Craving a night's sleep in a less conventional setting? Airbnb now includes accommodations inside a nuclear missile silo.
The Subterra Castle, as it's listed on Airbnb, sits about 15 miles outside Topeka, Kansas, and has a "nice, cozy feeling in the fall and winter months," as the listing's host, 37-year-old Matthew Fulkerson, told the Topeka Capital-Journal. But 65 years ago the converted Cold War–era silo housed an intercontinental ballistic missile with a warhead 32 times more powerful than what the United States dropped on Hiroshima, Fulkerson told the newspaper. The decommissioned Air Force base was operational from 1961 to 1965.

"The guys who lived here thought they would have to launch this missile at any moment," Fulkerson told the Capital-Journal. "Then, after it was abandoned, it sat here vacant for years."

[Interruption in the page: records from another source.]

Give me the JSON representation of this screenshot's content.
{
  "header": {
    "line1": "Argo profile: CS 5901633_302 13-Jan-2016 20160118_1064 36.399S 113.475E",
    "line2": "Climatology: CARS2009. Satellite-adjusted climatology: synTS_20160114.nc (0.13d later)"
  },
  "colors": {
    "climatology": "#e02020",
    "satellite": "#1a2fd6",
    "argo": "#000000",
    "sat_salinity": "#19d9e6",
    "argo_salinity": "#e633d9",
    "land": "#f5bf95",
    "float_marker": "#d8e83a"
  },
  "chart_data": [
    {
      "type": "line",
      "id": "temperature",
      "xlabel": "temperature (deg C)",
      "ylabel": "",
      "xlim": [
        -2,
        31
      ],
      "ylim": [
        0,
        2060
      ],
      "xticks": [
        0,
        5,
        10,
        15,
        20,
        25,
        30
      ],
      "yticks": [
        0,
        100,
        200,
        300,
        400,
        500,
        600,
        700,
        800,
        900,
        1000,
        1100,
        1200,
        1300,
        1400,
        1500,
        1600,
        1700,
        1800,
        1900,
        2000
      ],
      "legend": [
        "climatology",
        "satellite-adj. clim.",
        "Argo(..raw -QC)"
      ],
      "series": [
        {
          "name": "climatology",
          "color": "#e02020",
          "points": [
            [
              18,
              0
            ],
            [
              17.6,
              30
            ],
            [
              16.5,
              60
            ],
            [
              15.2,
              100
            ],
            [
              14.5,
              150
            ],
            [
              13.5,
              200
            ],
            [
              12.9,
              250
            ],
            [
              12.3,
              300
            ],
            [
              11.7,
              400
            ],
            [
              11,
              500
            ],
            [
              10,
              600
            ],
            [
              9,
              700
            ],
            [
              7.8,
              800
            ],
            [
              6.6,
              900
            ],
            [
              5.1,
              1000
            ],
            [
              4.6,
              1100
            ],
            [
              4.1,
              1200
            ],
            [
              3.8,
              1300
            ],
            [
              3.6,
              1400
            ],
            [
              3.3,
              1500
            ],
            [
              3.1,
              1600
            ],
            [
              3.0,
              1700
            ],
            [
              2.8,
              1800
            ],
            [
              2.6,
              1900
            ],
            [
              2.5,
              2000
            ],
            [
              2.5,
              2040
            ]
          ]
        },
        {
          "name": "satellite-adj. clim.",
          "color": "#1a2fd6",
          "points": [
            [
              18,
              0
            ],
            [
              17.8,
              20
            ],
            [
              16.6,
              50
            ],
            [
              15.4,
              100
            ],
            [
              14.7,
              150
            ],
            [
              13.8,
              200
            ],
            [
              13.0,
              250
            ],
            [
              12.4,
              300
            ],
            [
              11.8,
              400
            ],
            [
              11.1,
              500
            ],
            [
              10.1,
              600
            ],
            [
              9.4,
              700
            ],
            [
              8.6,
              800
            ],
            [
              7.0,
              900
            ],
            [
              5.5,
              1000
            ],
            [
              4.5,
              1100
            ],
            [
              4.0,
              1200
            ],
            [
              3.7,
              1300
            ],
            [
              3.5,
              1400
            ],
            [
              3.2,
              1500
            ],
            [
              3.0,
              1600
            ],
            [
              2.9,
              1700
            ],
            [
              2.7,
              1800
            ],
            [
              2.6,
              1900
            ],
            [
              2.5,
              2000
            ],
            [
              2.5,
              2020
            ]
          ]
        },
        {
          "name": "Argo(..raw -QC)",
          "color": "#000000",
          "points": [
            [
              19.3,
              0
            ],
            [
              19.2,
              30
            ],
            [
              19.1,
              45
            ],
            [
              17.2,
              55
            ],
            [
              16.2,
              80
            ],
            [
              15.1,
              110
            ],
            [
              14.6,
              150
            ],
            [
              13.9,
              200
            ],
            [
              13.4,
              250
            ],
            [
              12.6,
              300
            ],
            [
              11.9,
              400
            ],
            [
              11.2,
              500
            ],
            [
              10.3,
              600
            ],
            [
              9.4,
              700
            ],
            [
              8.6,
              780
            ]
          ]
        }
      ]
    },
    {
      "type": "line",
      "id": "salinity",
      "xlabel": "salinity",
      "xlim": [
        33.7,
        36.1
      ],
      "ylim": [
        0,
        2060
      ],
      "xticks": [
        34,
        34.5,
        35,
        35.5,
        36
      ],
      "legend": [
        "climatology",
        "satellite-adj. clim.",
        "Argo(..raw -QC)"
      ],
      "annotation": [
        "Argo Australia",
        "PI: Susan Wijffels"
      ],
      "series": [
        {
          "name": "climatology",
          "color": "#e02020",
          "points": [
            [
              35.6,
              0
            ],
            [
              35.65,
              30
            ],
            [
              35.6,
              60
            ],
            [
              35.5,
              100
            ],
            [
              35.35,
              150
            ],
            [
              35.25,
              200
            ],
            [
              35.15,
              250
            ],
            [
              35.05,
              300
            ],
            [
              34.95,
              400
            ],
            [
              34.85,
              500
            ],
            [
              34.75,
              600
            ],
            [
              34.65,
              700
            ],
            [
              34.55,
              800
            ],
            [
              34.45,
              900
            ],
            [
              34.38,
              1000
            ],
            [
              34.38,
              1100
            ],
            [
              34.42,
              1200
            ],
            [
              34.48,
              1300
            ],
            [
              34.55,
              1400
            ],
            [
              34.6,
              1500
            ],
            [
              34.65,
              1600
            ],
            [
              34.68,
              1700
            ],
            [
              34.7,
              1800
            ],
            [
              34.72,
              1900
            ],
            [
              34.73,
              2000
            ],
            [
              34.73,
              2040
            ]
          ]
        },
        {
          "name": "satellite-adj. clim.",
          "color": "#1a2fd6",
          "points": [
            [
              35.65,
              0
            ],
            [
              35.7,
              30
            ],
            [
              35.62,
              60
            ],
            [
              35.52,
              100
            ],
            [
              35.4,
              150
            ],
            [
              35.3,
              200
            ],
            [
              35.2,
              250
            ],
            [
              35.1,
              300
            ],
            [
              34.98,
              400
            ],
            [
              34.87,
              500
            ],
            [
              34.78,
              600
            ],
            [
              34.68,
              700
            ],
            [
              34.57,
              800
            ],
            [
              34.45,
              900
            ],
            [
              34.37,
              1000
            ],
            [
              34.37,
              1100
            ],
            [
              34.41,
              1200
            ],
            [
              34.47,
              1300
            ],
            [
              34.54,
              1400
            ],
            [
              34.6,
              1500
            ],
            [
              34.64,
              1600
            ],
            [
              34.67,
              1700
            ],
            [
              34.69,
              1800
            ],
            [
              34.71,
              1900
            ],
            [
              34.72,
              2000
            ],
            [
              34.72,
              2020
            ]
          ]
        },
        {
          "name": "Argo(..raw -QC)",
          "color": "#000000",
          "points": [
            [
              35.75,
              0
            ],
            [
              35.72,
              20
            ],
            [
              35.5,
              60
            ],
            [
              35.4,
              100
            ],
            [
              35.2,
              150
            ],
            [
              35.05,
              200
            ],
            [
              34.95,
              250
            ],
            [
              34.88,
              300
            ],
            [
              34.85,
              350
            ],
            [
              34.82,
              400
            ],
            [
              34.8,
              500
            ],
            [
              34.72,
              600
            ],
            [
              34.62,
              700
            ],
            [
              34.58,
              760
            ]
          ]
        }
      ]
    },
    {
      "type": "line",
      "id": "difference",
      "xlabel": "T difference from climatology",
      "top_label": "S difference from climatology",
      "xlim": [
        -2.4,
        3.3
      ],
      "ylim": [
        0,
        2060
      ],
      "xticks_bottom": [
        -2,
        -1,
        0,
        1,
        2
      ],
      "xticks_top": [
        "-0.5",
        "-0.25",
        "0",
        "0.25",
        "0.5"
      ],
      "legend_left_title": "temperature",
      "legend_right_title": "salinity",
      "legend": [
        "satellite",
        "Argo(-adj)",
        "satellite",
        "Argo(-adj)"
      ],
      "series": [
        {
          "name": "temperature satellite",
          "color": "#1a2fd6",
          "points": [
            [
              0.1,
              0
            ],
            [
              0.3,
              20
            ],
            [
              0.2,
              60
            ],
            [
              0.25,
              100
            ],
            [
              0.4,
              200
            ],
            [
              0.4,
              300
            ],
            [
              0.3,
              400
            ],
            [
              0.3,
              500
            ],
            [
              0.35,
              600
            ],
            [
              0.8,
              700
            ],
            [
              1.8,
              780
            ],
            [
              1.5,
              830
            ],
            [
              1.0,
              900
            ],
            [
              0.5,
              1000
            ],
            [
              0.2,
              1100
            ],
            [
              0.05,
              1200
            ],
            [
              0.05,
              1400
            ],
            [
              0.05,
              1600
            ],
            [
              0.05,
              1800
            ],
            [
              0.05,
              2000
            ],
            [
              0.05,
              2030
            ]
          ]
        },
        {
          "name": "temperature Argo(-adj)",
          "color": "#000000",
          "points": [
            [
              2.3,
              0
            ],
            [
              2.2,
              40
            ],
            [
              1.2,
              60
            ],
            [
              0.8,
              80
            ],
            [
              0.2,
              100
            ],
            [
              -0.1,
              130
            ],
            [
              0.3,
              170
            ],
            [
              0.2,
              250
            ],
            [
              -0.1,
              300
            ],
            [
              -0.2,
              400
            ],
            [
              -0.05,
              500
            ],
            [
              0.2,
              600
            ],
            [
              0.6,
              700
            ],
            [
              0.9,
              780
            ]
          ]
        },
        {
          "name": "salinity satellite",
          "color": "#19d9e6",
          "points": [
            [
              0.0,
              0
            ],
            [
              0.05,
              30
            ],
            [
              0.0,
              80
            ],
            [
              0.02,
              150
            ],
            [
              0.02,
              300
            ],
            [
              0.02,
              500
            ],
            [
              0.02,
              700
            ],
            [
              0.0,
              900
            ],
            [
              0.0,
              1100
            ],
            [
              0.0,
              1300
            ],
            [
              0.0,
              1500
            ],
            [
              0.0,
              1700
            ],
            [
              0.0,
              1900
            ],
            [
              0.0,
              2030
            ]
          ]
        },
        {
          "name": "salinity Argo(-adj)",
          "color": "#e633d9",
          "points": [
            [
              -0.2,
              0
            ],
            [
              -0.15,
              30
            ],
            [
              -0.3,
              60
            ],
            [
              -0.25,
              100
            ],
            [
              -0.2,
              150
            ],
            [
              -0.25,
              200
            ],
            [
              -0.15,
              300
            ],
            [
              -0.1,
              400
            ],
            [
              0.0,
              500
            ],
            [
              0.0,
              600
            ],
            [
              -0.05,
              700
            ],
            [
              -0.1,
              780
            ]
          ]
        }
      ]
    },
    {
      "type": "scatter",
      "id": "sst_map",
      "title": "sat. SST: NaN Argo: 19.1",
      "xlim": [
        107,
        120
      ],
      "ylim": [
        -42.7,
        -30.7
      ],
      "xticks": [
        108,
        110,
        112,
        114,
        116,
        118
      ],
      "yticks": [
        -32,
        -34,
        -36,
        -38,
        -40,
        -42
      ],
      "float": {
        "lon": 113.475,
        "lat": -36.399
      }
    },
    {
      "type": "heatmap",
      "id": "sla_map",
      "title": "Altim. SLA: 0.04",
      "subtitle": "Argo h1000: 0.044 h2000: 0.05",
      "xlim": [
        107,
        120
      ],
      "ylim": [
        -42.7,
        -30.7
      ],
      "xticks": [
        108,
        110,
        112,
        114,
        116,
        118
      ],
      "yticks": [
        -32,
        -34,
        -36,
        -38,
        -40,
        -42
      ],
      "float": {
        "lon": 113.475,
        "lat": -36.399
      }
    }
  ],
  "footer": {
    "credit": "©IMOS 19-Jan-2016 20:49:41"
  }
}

Fulkerson, who holds a degree in hotel management and hospitality, is a neighbor of the people who actually own the property. Ed and Dianna Peden have lived in the converted base since 1994. Fulkerson told the Capital-Journal that Ed Peden was responsible for transforming the base from something completely uninhabitable (more than eight feet of water filled its lower level) into the underground mansion that attracts tourists today.
"I first came across it when I was about 10 years old," Fulkerson told the Capital-Journal. "I was exploring the Flint Hills and all of a sudden I came to this paved road in the middle of nowhere—high-security fence with barbed wire on top. And then this road comes down to a 47-ton blast door, and I was so intrigued."
Decommissioned nuclear missile silos are often dismantled, their land put up for sale again. In 2014, 50 Montana silos were filled in and their launch facilities were removed in a process that, according to the Missoulian, involved hazardous materials surveys.
Subterra itself is one of nine former missile silos encircling Topeka, and 72 total Atlas silos across the country. Although it's the first such silo on Airbnb, a number of others have been converted into homes or museums. Since 2012, the luxury Survival Condo resort has been remodeling former Atlas missile silos into spaces where those seeking to ride out some sort of nuclear winter can do so comfortably.
"I see it as becoming a destination," Fulkerson told the Capital-Journal. The property is 20,000 square feet, 18,000 of which are underground. "[S]ome people really want the experience of sleeping underground."